Soybilim ile genellikle tarih olarak adlandırılan şey arasındaki ilişkiler nelerdir? Nietzsche’nin tarihe yönelttiği sert çıkışlar bulunmaktadır ama soybilim bazen gerçek tarih olarak adlandırılır. • Nietzsche tarihin soybiliminde tarih duyusu ile tarihçilerin tarihini birbirine bağlar. Her ikisinin de saf olmayan ve karışık tek bir başlangıçları vardır. Tek bir göstergeden, aynı zamanda çıkmışlardır ve sonra da birbirlerinden ayrılmışlardır.

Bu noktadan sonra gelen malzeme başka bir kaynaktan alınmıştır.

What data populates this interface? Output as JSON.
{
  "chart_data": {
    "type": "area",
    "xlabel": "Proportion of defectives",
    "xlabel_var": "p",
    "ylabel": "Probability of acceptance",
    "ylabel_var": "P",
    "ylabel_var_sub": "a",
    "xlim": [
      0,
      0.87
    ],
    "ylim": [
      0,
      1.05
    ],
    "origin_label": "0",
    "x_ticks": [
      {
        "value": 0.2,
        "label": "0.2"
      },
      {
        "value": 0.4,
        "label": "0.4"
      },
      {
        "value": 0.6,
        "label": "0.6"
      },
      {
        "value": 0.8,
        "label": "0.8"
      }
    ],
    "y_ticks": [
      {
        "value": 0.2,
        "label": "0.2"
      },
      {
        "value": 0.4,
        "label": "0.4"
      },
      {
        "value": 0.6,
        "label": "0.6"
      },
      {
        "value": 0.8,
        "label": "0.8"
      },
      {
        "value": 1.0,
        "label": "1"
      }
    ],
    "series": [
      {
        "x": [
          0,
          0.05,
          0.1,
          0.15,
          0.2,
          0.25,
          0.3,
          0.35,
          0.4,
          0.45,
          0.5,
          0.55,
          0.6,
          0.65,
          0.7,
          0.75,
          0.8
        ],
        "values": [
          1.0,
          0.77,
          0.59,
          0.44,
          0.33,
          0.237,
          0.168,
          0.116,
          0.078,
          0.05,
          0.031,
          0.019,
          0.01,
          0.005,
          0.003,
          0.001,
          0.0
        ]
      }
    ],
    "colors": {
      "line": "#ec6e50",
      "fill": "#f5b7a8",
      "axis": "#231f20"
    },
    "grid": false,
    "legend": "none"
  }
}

Tarih duyusu tarihin Platoncu üç kipliğine tamamen karşı duran üç kullanım içerir. Biri gerçekliğin parodik ve tahripkar kullanımıdır, anımsama ya da tanıma olarak tarih temasına karşıttır. Diğeri süreklilik ya da gelenek tarihinin karşıtı olan özdeşliği ayrıştırıcı ve tahrip edici kullanımıdır. Üçüncüsü ise bilgi-tarihe karşıt olarak hakikatin kurban edici ve tahrip edici kullanımıdır. Her koşulda söz konusu olan tarihi, belleğin hem metafizik hem de antropolojik modelinden sonsuza dek kurtaran bir kullanım haline getirmektir. Söz konusu olan tarih, bir karşı-bellek yapmak – ve sonuç olarak buradan çok farklı bir zaman birimi ortaya çıkarmaktır.
Bir anlamda soybilim Nietzsche’nin1874 yılında kabul ettiği tarihin 3 kipliğine geri döner. Yaşam adına olumlama ve yaratma iktidarı adına Nietzsche’nin o dönemde yapmış olduğu itirazların ötesinden geri gelir. Bunları dönüştürerek geri gelir: Anıtların yüceltilmesi parodi halini alır; eski çağlara saygı sistematik çözülme halini alır; insanın günümüzde sahip olduğu hakikat aracılığıyla geçmişin adaletsizliklerinin eleştirisi, bilme istencine özgü adaletsizlik yoluyla bilgi öznesinin imhası halini alır.